Our Saturday night dinner of beet burgers with that rhubarb and ginger crumble is yet another winner. That confirms it – I really need to be more inventive with my cooking at home.
A little later we have our meditation class with Natalie. She teaches us about the Metta Bhavana – the Buddhist loving kindness meditation – and guides us through practice. I’m really grateful to Natalie for this – I’ve struggled with meditation so far but I feel the Metta Bhavana is something I can take with me and build into my day.
Sunday – “If I’d known all it would have taken was balls and Bob Marley…”
The walk across the dew covered grass to Dynamic Sunday morning yoga reveals that some of us are feeling a little less energetic than the day before. I think it’s a combination of that ‘wanting to stay in bed on Sunday morning’ feeling and not really wanting to go home later. There are still a lot of laughs in class though and we even manage a bit of headstand practice.

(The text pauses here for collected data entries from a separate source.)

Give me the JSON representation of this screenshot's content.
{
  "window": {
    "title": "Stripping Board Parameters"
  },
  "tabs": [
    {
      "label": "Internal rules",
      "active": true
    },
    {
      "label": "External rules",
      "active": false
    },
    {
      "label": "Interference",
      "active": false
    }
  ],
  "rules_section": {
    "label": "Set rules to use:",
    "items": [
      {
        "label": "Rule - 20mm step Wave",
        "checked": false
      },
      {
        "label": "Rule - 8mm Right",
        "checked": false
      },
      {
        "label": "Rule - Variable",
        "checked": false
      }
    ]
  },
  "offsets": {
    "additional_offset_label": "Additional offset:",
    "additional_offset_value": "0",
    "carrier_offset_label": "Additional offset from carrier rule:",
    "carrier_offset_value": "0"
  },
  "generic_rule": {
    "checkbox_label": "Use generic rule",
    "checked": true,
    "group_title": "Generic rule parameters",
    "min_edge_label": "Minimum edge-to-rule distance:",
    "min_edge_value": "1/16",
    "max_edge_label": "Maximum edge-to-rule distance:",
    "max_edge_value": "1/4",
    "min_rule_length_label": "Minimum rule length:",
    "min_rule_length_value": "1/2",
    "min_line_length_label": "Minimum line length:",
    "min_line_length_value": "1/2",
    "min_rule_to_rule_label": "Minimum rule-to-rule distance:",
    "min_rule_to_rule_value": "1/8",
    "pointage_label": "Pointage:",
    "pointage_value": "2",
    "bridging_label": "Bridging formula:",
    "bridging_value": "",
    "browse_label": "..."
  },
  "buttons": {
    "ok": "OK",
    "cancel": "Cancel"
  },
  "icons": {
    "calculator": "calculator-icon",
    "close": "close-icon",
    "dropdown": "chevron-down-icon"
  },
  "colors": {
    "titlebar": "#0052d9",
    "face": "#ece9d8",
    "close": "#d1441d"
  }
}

By the end of the class we’re all much more bright-eyed. And ready for breakfast (of course).
That morning there’s time for a bit of chilling out with the Sunday papers and enjoying some more sunshine before Pilates. The weather for the entire weekend could not have been more perfect.
When we get to the yurt and see the balls we’ll be using as props it is funny how everyone instantly reverts to a child-like state and starts playing. We’re definitely more alert than we had been at 7.45am. Then Sally puts some Bob Marley on for us practice to and we perk up even more. “If I’d known all it would have taken was balls and Bob Marley, I would have done this before,” Sally jokes.
Still warm from the oven corn-bread accompanies our soup for lunch. Some of us are a bit wistful that the yummy fruit tart with cashew custard will be our last dessert of the weekend. Any chance we might be able to recreate some of what we’ve had at home? A few of us managed to corner John the chef about some of his ingredients. And my fellow yogi succeeded in getting that cashew cream recipe.
The last couple of hours whizz by all too quickly, but there’s time for a quick wander up the path to Charleston Farmhouse – home of The Bloomsbury Group – to look round its quintessential country garden before we have to go. There are farewells and some exchanging of contact details before Polly kindly gives us a lift to the train station.
On the train back home I am feeling fully restored. I’d been looking forward to this weekend so much because it would be a long overdue break. I had an inkling it would be good but the retreat way surpassed expectations. A few of us talked about coming back for future weekends, so hopefully there will be more trips to Sally’s retreats to come.